The NHS Health Check covers basic cardiovascular risk — blood pressure, cholesterol, blood glucose, BMI — and is the most relevant routine screen for this. But the standard cholesterol measurement captured in a Health Check (total cholesterol) misses important nuance. Lipoprotein(a), or Lp(a), is a genetically determined cardiovascular risk factor that is elevated in roughly one in five people and is not included in routine lipid panels. It is a significant independent predictor of heart attack and stroke, it doesn't respond to statins the way LDL does, and it can only be identified by a specific blood test. If you have a family history of early heart disease and normal standard cholesterol, asking about Lp(a) is a reasonable and evidence-supported step.
Blood pressure measurement at home, using a validated upper-arm cuff, is worth considering alongside the five-yearly Health Check. Hypertension is common, largely asymptomatic, and significantly modifiable — and blood pressure can vary enough between clinic and home readings that home monitoring gives a truer picture of your actual baseline.
Menopause, HRT, and the monitoring conversation
This sits adjacent to screening but is worth naming clearly. Women on hormone replacement therapy should be having regular reviews with their GP — at least annually — to assess ongoing suitability, discuss any changes in symptoms, and ensure blood pressure is being monitored. HRT does not require routine blood tests in most cases, but the review conversation matters, particularly as guidance on duration of use has evolved significantly in recent years. Women who were told to stop HRT after five years on the basis of older guidance may find that a current review produces a different recommendation.

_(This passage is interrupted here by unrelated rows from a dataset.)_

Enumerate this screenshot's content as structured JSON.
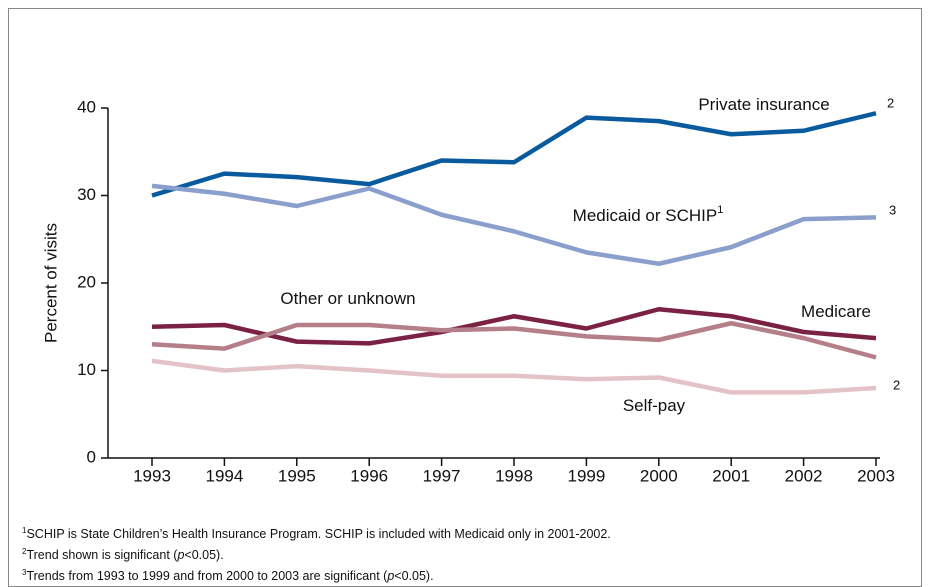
{
  "chart_data": {
    "type": "line",
    "y_label": "Percent of visits",
    "x": [
      1993,
      1994,
      1995,
      1996,
      1997,
      1998,
      1999,
      2000,
      2001,
      2002,
      2003
    ],
    "xlim": [
      1993,
      2003
    ],
    "xticks": [
      1993,
      1994,
      1995,
      1996,
      1997,
      1998,
      1999,
      2000,
      2001,
      2002,
      2003
    ],
    "ylim": [
      0,
      40
    ],
    "yticks": [
      0,
      10,
      20,
      30,
      40
    ],
    "grid": false,
    "series": [
      {
        "name": "Private insurance",
        "end_note": "2",
        "color": "#0a5a9e",
        "values": [
          30.0,
          32.5,
          32.1,
          31.3,
          34.0,
          33.8,
          38.9,
          38.5,
          37.0,
          37.4,
          39.4
        ]
      },
      {
        "name": "Medicaid or SCHIP",
        "name_sup": "1",
        "end_note": "3",
        "color": "#8b9fcd",
        "values": [
          31.1,
          30.2,
          28.8,
          30.8,
          27.8,
          25.9,
          23.5,
          22.2,
          24.1,
          27.3,
          27.5
        ]
      },
      {
        "name": "Medicare",
        "color": "#7b2244",
        "values": [
          15.0,
          15.2,
          13.3,
          13.1,
          14.4,
          16.2,
          14.8,
          17.0,
          16.2,
          14.4,
          13.7
        ]
      },
      {
        "name": "Other or unknown",
        "color": "#b47f88",
        "values": [
          13.0,
          12.5,
          15.2,
          15.2,
          14.6,
          14.8,
          13.9,
          13.5,
          15.4,
          13.7,
          11.5
        ]
      },
      {
        "name": "Self-pay",
        "end_note": "2",
        "color": "#e3c3c7",
        "values": [
          11.1,
          10.0,
          10.5,
          10.0,
          9.4,
          9.4,
          9.0,
          9.2,
          7.5,
          7.5,
          8.0
        ]
      }
    ],
    "footnotes": [
      {
        "mark": "1",
        "parts": [
          "SCHIP is State Children’s Health Insurance Program.  SCHIP is included with Medicaid only in 2001-2002."
        ]
      },
      {
        "mark": "2",
        "parts": [
          "Trend shown is significant (",
          "p",
          "<0.05)."
        ]
      },
      {
        "mark": "3",
        "parts": [
          "Trends from 1993 to 1999 and from 2000 to 2003 are significant (",
          "p",
          "<0.05)."
        ]
      }
    ]
  }
}
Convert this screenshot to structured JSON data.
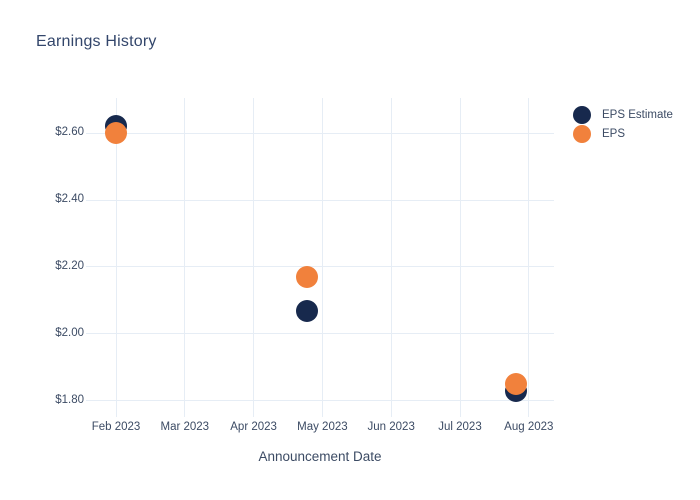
{
  "window": {
    "background": "#FFFFFF"
  },
  "title": {
    "text": "Earnings History"
  },
  "colors": {
    "eps_estimate": "#17294D",
    "eps": "#F1813C",
    "grid": "#E6EDF5",
    "title_text": "#33466B",
    "axis_text": "#3C4B64",
    "background": "#FFFFFF"
  },
  "legend": {
    "items": [
      {
        "label": "EPS Estimate",
        "color": "#17294D"
      },
      {
        "label": "EPS",
        "color": "#F1813C"
      }
    ]
  },
  "chart_data": {
    "type": "scatter",
    "title": "Earnings History",
    "xlabel": "Announcement Date",
    "ylabel": "",
    "x_tick_labels": [
      "Feb 2023",
      "Mar 2023",
      "Apr 2023",
      "May 2023",
      "Jun 2023",
      "Jul 2023",
      "Aug 2023"
    ],
    "y_tick_labels": [
      "$2.60",
      "$2.40",
      "$2.20",
      "$2.00",
      "$1.80"
    ],
    "y_tick_values": [
      2.6,
      2.4,
      2.2,
      2.0,
      1.8
    ],
    "ylim": [
      1.75,
      2.7
    ],
    "grid": true,
    "legend_position": "right-outside-top",
    "x_note": "x values are month offsets from the Feb 2023 tick (0 = Feb 2023, 1 = Mar 2023, ...)",
    "series": [
      {
        "name": "EPS Estimate",
        "color": "#17294D",
        "points": [
          {
            "x_month": 0.0,
            "y": 2.62
          },
          {
            "x_month": 2.78,
            "y": 2.07
          },
          {
            "x_month": 5.82,
            "y": 1.83
          }
        ]
      },
      {
        "name": "EPS",
        "color": "#F1813C",
        "points": [
          {
            "x_month": 0.0,
            "y": 2.6
          },
          {
            "x_month": 2.78,
            "y": 2.17
          },
          {
            "x_month": 5.82,
            "y": 1.85
          }
        ]
      }
    ]
  }
}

Women approaching or in perimenopause who haven't yet discussed HRT, or who were told it wasn't suitable for them, may find it worth revisiting that conversation in light of updated NICE guidance (2023) which significantly expanded the evidence base for its use and safety in most women.
'Cervical screening attendance has been falling for a decade. Bone loss in the five years after menopause can reach 15%. Cardiovascular disease is the leading killer of women over 50 — and it frequently presents without the symptoms we were taught to expect. The invitation system won't catch all of this. Knowing what to ask for is part of the job.'
Building your own screening picture
The invitation system covers what it covers. The gap between that and a genuinely complete picture of your health at 50-plus requires some active construction. Keep a record of what you've had done and when. Know your blood pressure number, your cholesterol figure, and your HbA1c if it's ever been tested. If you have a family history of any condition — cancer, heart disease, osteoporosis, autoimmune disease — make sure your GP has it documented and has considered whether it changes your screening schedule.
The most useful single conversation is one where you go to your GP not with symptoms but with questions: what is my actual cardiovascular risk score? Should I be thinking about a DEXA scan? Is there anything in my family history that changes what I should be monitoring? A GP who is used to reactive consultations may not automatically shift into that mode — but most will, if you arrive with those questions formed.